During my solitude time over the SD camping weekend, I asked the Lord to speak to my heart and reveal to me what I needed to change or apply in my life. He brought me to Gideon in the book of Judges. Gideon was the weakest man from the weakest tribe, but God had a plan to use him to bring liberating victory to the Israelites. I would not call Gideon a mighty warrior, but rather a lowly man filled with the same fear and doubt that I struggle with every day.  He did not feel worthy of the impossible task and so he asked the Lord for signs of confirmation.  It was after the third sign that he developed the faith and courage to follow in God’s will to fight against the Midianites.

When Gideon came, behold, a man was telling a dream to his comrade. And he said, “Behold, I dreamed a dream, and behold, a cake of barley bread tumbled into the camp of Midian and came to the tent and struck it so that it fell and turned it upside down, so that the tent lay flat.” And his comrade answered, “This is no other than the sword of Gideon the son of Joash, a man of Israel; God has given into his hand Midian and all the camp.”

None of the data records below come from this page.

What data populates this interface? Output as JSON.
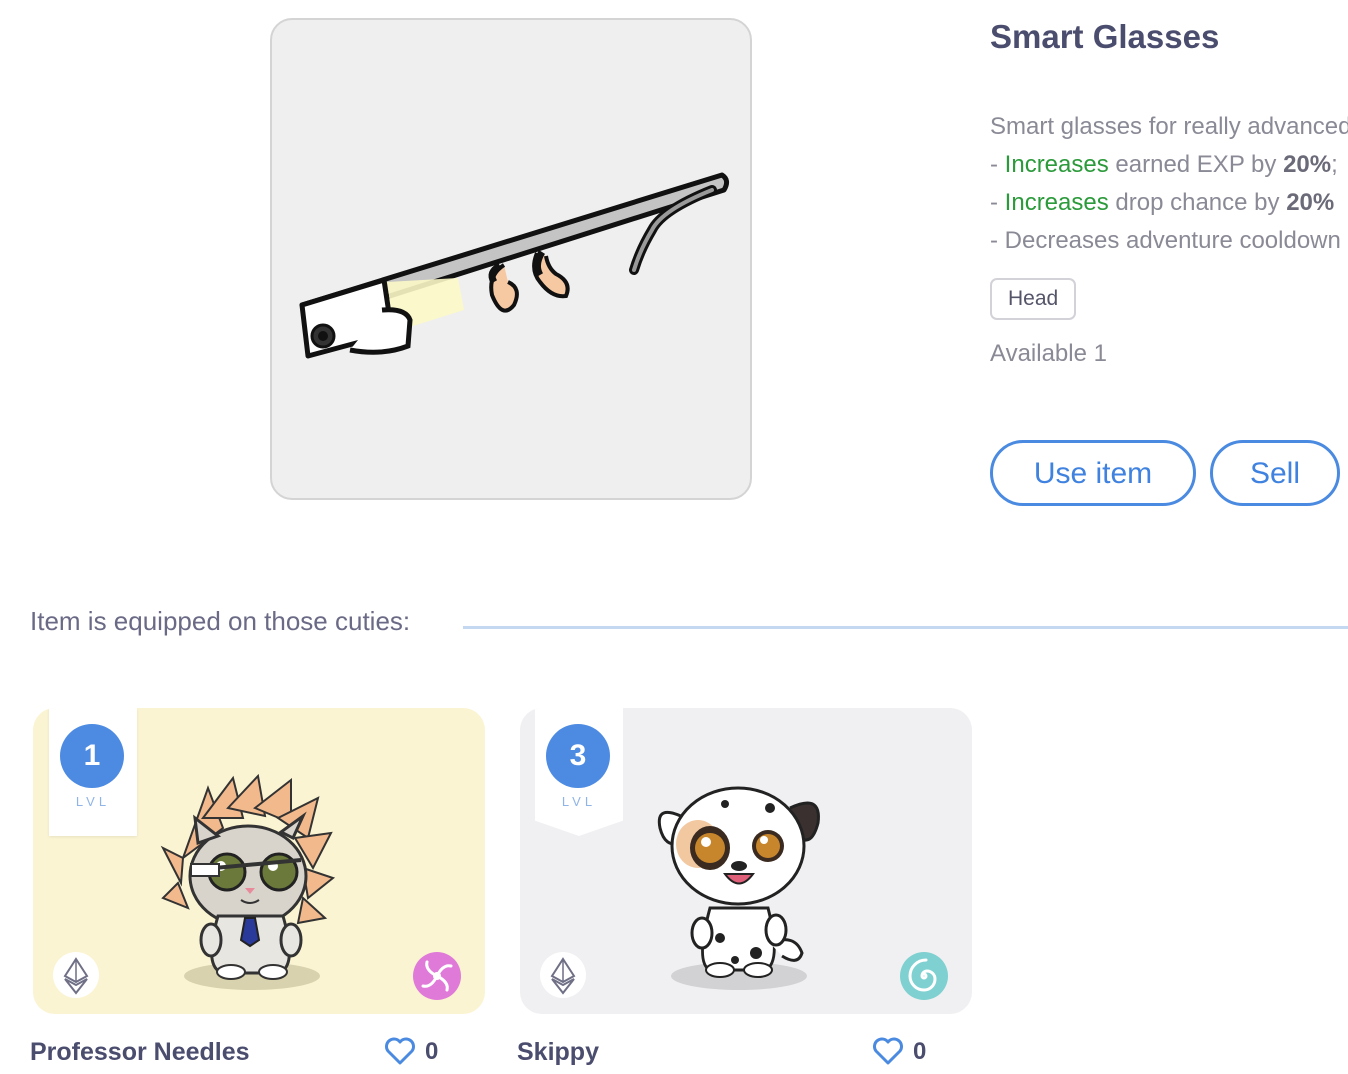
{
  "item": {
    "name": "Smart Glasses",
    "description": {
      "intro": "Smart glasses for really advanced",
      "line1_prefix": "- ",
      "line1_verb": "Increases",
      "line1_text": " earned EXP by ",
      "line1_value": "20%",
      "line1_suffix": ";",
      "line2_prefix": "- ",
      "line2_verb": "Increases",
      "line2_text": " drop chance by ",
      "line2_value": "20%",
      "line3": "- Decreases adventure cooldown"
    },
    "slot_tag": "Head",
    "available": "Available 1",
    "use_button": "Use item",
    "sell_button": "Sell",
    "image_icon": "smart-glasses-icon"
  },
  "equipped": {
    "label": "Item is equipped on those cuties:",
    "cuties": [
      {
        "name": "Professor Needles",
        "level": "1",
        "level_label": "LVL",
        "likes": "0",
        "chain_icon": "ethereum-icon",
        "element_icon": "air-element-icon",
        "element_color": "#e07ad8",
        "card_color": "#fbf4d2"
      },
      {
        "name": "Skippy",
        "level": "3",
        "level_label": "LVL",
        "likes": "0",
        "chain_icon": "ethereum-icon",
        "element_icon": "water-element-icon",
        "element_color": "#7fd0d0",
        "card_color": "#f0f0f2"
      }
    ]
  },
  "colors": {
    "accent": "#4a8ae0",
    "positive": "#2b9a3a",
    "title": "#4b4d6e",
    "divider": "#c5d8f2"
  }
}
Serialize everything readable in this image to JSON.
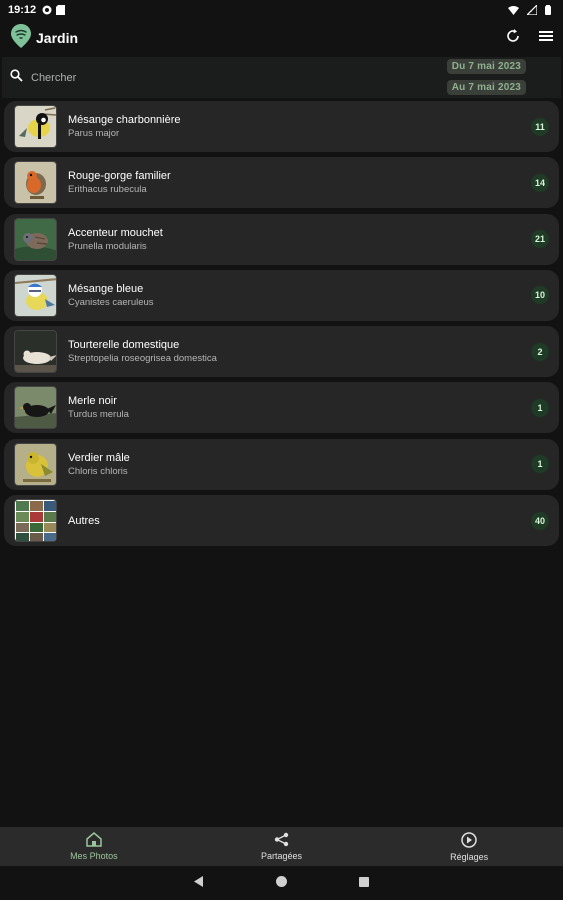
{
  "status_bar": {
    "time": "19:12"
  },
  "app_bar": {
    "title": "Jardin"
  },
  "search": {
    "placeholder": "Chercher",
    "date_from": "Du 7 mai 2023",
    "date_to": "Au 7 mai 2023"
  },
  "species": [
    {
      "name": "Mésange charbonnière",
      "latin": "Parus major",
      "count": "11"
    },
    {
      "name": "Rouge-gorge familier",
      "latin": "Erithacus rubecula",
      "count": "14"
    },
    {
      "name": "Accenteur mouchet",
      "latin": "Prunella modularis",
      "count": "21"
    },
    {
      "name": "Mésange bleue",
      "latin": "Cyanistes caeruleus",
      "count": "10"
    },
    {
      "name": "Tourterelle domestique",
      "latin": "Streptopelia roseogrisea domestica",
      "count": "2"
    },
    {
      "name": "Merle noir",
      "latin": "Turdus merula",
      "count": "1"
    },
    {
      "name": "Verdier mâle",
      "latin": "Chloris chloris",
      "count": "1"
    },
    {
      "name": "Autres",
      "latin": "",
      "count": "40"
    }
  ],
  "bottom_nav": {
    "photos": "Mes Photos",
    "shared": "Partagées",
    "settings": "Réglages",
    "active": "photos"
  },
  "colors": {
    "accent": "#9cc59c",
    "badge": "#1f3a25",
    "card": "#262626",
    "background": "#121212"
  },
  "icons": [
    "refresh-icon",
    "menu-icon",
    "search-icon",
    "home-icon",
    "share-icon",
    "settings-icon",
    "back-icon",
    "home-circle-icon",
    "recents-icon"
  ]
}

When Gideon heard the dream and its interpretation, he bowed down and worshiped. He returned to the camp of Israel and called out, “Get up! The Lord has given the Midianite camp into your hands.”

(Judges 7: 13-15)

So what was it that turned Gideon into a mighty man of faith? What finally gave him the courage to fight against a great host with only 300 men on his side?  It was the act of worship in response to the interpretation of the dream that changed the gaze of his eyes. He no longer feared his enemies but now feared the God who had been faithful to the rebellious nation of Israel.  My answer lies in the story of Gideon. God has been so faithful to me during this year of School of Discipleship, and as I look back I should interpret every answer to prayer as an outpouring of His love, guidance and protection over my life. It should bring me to complete awe and worship of the One whose strength is made perfect in my weakness.  As I look up towards the heavens, He will give me the wisdom and strength to dodge the flaming arrows of the enemy in order to accomplish all that the He has in store for my life.